In general, about one out of every six adults will have depression at some time in their life. Depression affects about 16 million American adults every year. Anyone can get depressed, and depression can happen at any age and in any type of person. In this episode of our Mental Health Series, Dr. Patrick McGrath, Chief Clinical Officer of NOCD walks listeners through some causes and treatments for depression and anxiety.
Mental Health Series: Depression
Patrick B. McGrath, PhD
Bice: In general, about one out of every six adults will have depression at some time in their life. Depression affects about 16 million American adults every year. Anyone can get depressed, and depression can happen at any age and in any type of person.
Welcome to the Abbott Nutrition Health Institute’s Power of Nutrition podcast. My name is Bice Dolciato, and I’m with the Abbott Nutrition Health Institute, and I’m excited to bring you another episode of our mental health podcast series. And, today’s topic is Depression and Anxiety.
We are so privileged to have Dr. Patrick McGrath with us today. He is the Chief Clinical Officer at NOCD, an app-based platform for the treatment of OCD. He leads their teletherapy services across the world, and has authored two books titled Don’t Try Harder; Try Different and the OCD Answer Book. So, welcome back, Dr. McGrath.
Patrick:Well, thanks. It’s great to be here again.
Bice: And before we get started, I just want to make sure our listeners know that I am in a recording studio, while Dr. McGrath is dialing in from Wisconsin, so you may notice a small difference in the sound quality of our respective microphones.
Dr. McGrath, would you mind just taking a quick moment to just tell everyone a little bit about yourself and your background?
Patrick: Sure, and our telephone lines in Wisconsin are made of cheese, so that’s why the transmission might not sound so great to everybody. But, I have been a psychologist for over 20 years and have specialized in the treatment of anxiety disorders. Those are things like phobias and panic and OCD and trauma, but along with those also, very often, come mood issues, as well, too. So, feelings of being down, blue, depressed – those types of things – so that has been a natural aspect of the work that I’ve done as well, too. And, the treatments that I use in those areas are cognitive behavioral therapy, which is a very helpful tool for people who are feeling depressed, and also exposure and response prevention therapy, which is a great tool for anxiety disorders where we have people face their fears and learn how they can handle them. And then, there’s also even a tool called behavioral activation where, normally, we see people who have some kind of depression going on, likely would predict when they’re about to go do something – that it won’t turn out well, and that it won’t be very fun. But, after they do it, often, say, it actually was better than I thought. So, one of the things we like to do for mood is really get people out and moving and doing things, and not just trusting what their mind is telling them – that this isn’t going to work or be any good at all -- but, actually testing that out to see what actually happens.

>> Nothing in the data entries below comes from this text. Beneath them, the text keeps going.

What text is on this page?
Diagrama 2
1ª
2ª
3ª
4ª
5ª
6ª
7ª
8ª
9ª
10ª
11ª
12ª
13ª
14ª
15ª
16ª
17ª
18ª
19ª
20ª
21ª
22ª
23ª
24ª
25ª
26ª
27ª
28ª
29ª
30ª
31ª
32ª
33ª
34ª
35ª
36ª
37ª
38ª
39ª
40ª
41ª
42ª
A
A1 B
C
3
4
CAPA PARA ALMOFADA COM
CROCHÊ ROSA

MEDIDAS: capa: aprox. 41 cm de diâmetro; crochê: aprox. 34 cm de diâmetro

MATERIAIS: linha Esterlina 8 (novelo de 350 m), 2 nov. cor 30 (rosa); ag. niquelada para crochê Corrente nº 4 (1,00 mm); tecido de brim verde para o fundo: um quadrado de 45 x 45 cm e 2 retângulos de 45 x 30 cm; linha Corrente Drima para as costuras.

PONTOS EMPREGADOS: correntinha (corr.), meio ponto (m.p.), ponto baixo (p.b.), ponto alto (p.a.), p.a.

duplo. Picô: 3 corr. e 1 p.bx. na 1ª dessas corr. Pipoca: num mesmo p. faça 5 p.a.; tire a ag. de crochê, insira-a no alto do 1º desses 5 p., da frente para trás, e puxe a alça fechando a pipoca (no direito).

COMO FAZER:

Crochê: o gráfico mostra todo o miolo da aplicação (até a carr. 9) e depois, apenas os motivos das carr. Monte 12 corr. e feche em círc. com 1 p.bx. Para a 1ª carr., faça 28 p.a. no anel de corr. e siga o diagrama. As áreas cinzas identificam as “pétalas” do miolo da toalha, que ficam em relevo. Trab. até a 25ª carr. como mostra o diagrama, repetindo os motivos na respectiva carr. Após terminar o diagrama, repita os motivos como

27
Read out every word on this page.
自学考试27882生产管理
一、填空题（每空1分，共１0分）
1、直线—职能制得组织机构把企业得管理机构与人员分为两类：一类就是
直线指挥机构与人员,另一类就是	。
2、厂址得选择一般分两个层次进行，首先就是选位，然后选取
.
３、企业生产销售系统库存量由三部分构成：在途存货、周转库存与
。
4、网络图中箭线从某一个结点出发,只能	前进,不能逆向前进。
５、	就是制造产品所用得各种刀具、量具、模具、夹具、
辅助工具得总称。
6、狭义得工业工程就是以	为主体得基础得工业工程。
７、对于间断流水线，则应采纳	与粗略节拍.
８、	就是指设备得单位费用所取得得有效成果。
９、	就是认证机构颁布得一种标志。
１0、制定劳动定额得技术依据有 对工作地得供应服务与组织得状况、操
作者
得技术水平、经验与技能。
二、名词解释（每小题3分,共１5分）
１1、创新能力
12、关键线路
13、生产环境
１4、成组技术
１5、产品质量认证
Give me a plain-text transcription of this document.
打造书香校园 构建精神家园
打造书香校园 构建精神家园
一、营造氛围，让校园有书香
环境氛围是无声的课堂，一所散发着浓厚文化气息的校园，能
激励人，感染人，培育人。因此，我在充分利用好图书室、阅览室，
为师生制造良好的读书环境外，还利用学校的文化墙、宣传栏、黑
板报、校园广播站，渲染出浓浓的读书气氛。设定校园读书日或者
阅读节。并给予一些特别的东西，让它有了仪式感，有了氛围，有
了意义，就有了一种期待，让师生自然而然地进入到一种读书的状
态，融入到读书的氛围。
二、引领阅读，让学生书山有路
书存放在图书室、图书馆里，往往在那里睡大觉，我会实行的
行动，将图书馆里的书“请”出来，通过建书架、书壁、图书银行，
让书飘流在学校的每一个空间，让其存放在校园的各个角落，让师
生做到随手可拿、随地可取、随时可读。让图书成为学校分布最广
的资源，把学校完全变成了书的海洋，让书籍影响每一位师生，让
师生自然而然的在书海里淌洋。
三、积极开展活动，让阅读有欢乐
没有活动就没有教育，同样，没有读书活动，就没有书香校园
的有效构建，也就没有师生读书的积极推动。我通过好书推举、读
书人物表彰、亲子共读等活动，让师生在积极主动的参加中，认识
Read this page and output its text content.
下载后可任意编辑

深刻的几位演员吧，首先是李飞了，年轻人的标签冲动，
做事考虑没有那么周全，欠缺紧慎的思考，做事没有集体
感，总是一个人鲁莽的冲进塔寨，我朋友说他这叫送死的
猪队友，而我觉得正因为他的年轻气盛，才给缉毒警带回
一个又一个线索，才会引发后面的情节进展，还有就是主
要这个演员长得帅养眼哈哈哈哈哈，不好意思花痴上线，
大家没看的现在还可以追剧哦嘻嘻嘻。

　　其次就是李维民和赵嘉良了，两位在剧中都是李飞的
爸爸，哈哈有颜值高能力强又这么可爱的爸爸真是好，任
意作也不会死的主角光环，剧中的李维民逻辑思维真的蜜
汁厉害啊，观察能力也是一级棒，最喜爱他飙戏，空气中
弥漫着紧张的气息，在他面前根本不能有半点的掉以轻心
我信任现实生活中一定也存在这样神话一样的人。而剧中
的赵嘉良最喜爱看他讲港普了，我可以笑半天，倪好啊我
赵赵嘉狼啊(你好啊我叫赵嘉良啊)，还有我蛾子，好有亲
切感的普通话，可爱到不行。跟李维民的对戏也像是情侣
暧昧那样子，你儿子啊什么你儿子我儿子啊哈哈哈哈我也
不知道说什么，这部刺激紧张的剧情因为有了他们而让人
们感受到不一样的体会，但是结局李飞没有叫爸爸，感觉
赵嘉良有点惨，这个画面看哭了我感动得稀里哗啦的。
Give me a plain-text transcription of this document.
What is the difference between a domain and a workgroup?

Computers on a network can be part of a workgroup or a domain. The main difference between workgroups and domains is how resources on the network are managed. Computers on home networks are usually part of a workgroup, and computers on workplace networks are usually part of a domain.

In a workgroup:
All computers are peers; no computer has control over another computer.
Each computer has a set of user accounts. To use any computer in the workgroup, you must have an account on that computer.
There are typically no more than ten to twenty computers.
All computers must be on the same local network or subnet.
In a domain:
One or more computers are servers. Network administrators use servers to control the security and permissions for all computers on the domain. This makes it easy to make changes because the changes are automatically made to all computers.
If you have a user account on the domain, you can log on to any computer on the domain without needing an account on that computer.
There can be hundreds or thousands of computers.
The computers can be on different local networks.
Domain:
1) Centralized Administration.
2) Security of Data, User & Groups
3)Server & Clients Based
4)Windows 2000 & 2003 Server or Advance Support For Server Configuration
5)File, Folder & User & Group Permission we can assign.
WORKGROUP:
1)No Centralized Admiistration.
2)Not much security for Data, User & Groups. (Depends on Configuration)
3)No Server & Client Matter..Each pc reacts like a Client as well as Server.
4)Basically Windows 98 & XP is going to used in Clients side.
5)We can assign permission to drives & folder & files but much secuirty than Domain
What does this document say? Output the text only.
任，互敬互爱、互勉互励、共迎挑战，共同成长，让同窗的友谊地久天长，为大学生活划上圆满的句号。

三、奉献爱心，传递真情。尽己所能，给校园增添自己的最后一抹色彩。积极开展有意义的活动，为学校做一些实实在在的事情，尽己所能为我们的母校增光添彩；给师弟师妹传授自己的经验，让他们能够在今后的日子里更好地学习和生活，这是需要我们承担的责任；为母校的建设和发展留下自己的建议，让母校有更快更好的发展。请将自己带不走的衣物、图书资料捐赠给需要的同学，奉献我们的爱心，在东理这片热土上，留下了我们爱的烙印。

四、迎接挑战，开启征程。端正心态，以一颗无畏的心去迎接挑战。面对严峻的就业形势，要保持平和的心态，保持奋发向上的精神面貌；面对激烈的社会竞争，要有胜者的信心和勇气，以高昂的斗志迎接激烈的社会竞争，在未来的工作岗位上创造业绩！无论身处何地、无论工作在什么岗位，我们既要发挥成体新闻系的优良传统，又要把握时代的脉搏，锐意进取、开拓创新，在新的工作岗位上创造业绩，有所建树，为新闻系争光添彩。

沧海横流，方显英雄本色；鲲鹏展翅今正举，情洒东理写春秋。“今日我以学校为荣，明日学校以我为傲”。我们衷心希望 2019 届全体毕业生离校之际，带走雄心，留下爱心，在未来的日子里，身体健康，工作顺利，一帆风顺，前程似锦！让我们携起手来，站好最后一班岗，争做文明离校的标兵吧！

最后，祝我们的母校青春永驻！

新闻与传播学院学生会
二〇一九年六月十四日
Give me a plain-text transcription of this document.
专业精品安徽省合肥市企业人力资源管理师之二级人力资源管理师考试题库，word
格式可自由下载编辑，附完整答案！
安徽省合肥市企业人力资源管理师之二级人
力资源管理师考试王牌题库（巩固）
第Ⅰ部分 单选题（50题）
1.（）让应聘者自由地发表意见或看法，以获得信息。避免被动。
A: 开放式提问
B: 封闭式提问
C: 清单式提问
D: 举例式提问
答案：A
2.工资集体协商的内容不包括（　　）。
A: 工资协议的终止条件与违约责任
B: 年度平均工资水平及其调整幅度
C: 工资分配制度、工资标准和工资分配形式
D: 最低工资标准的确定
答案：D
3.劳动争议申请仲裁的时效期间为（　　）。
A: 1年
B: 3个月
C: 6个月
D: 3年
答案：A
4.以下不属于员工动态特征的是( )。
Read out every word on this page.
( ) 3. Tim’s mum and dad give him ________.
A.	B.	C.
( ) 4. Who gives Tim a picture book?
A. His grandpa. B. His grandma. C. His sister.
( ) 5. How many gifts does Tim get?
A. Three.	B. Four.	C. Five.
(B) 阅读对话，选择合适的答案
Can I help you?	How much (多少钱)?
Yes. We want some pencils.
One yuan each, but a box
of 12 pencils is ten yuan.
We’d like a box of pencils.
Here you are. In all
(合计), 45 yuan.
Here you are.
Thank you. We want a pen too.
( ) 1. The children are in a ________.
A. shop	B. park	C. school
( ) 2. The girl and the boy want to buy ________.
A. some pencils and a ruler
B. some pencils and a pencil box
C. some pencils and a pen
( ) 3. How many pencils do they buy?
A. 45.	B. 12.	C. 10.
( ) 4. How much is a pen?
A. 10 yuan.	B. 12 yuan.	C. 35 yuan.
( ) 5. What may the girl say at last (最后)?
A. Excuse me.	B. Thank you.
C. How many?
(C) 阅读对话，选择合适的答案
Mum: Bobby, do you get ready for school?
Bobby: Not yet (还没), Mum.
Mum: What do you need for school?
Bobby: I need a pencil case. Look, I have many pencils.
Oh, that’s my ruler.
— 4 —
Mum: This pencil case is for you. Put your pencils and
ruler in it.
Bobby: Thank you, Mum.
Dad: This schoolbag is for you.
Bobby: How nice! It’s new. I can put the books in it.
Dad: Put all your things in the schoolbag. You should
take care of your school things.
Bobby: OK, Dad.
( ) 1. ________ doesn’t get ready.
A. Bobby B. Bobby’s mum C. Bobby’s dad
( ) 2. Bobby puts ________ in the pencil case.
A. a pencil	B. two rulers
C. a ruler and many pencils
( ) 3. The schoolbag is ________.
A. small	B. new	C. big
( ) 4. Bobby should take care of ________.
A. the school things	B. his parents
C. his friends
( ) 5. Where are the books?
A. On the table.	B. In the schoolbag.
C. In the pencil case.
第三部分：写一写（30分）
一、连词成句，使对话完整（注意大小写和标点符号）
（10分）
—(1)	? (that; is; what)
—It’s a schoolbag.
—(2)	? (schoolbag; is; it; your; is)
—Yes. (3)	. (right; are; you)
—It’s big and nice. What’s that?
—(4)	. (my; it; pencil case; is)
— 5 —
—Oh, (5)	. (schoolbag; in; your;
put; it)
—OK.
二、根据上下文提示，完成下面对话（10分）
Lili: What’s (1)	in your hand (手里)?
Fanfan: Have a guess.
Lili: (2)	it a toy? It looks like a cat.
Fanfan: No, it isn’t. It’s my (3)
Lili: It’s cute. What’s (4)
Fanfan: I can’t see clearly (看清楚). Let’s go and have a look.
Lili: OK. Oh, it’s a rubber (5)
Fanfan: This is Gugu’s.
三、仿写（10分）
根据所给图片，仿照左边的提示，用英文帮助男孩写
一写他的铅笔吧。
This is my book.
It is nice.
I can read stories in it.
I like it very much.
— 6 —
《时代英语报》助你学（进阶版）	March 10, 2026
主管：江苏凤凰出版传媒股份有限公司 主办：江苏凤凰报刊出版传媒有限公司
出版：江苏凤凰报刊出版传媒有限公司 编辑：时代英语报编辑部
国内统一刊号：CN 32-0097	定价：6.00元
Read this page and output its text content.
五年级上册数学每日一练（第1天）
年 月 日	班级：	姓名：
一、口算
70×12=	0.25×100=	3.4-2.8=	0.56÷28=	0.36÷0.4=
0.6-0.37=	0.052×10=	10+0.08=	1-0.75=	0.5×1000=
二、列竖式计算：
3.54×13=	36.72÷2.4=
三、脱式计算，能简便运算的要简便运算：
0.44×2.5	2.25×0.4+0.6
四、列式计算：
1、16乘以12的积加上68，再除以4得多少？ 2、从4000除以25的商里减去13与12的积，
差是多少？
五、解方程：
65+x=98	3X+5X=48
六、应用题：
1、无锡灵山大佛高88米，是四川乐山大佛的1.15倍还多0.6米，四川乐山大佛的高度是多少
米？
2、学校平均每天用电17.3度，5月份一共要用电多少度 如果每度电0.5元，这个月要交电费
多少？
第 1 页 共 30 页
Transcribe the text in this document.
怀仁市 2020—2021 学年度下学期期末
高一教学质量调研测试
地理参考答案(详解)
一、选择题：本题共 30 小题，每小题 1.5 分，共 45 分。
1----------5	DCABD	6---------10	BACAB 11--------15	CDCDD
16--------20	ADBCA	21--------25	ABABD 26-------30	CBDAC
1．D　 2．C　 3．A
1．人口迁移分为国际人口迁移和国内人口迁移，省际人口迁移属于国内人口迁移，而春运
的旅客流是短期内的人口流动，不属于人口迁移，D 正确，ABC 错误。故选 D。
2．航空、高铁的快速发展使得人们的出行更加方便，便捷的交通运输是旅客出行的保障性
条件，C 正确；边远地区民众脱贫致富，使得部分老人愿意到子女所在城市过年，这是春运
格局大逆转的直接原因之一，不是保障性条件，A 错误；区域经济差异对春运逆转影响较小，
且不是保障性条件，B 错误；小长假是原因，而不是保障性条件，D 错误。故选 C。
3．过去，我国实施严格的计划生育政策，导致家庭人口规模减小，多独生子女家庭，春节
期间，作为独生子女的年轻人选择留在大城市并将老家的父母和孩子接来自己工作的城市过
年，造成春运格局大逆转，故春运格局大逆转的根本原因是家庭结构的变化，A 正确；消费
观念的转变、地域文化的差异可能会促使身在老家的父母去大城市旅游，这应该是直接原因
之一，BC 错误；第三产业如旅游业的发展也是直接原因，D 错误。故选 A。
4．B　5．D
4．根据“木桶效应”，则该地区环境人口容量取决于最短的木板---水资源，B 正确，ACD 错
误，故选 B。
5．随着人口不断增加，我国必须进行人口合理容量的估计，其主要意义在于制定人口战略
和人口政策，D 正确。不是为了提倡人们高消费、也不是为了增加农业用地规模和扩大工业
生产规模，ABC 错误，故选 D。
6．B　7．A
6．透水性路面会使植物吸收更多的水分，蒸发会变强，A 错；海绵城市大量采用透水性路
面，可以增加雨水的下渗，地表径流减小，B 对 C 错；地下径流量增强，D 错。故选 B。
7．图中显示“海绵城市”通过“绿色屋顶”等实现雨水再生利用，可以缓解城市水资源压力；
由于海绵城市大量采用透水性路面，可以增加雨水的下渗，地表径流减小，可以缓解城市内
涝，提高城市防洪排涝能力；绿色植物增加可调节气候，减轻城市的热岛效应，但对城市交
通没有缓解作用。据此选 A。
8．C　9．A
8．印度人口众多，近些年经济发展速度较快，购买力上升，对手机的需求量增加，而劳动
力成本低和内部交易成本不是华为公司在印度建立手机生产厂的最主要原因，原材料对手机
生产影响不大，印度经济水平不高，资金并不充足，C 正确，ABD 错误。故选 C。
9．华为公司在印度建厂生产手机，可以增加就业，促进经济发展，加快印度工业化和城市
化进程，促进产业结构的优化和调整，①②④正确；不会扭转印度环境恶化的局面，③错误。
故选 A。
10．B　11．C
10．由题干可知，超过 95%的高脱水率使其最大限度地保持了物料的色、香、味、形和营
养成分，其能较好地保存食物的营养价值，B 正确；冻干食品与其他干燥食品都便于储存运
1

Bice: Thank you so much for sharing that with me. So, let’s just work with some foundational questions for my learning, and of course, for the audience’s learning. Could you define depression and anxiety and why do you often see the two together? Can you explain?
Patrick:So, often, we’re thinking about depression – there’s two main things you’re looking at in depression: you’re either feeling depressed or you’ve really lost interest or pleasure in things that you once enjoyed. And, for anxiety, you’ve got that over-activation of that fight, flight, or freeze response going on, and you’re reading into things as being more awful, terrible, frightening than maybe other people would in a certain type of situation. Why might you see the two together? And, I describe it very often like this: if I’m now too anxious to do something that I once enjoyed, I don’t do it anymore. And if we look at the definition of depression, which is I’ve now lost interest or pleasure from doing things that I once enjoyed, you could see that the anxiety leading you to not do something has taken away your ability to do that and get the pleasure from it that you once did, and, therefore, now your mood is down as well, too, because you no longer get the pleasure from that. And, after a while, that, in and of itself, could carry itself through, and you could see depression developing, and why you might also get diagnosed with a major depressive disorder, or if it’s longer than that, it could be a persistent depressive disorder – what we’ve also called dysthymia of a two-year or more feeling of being down and blue.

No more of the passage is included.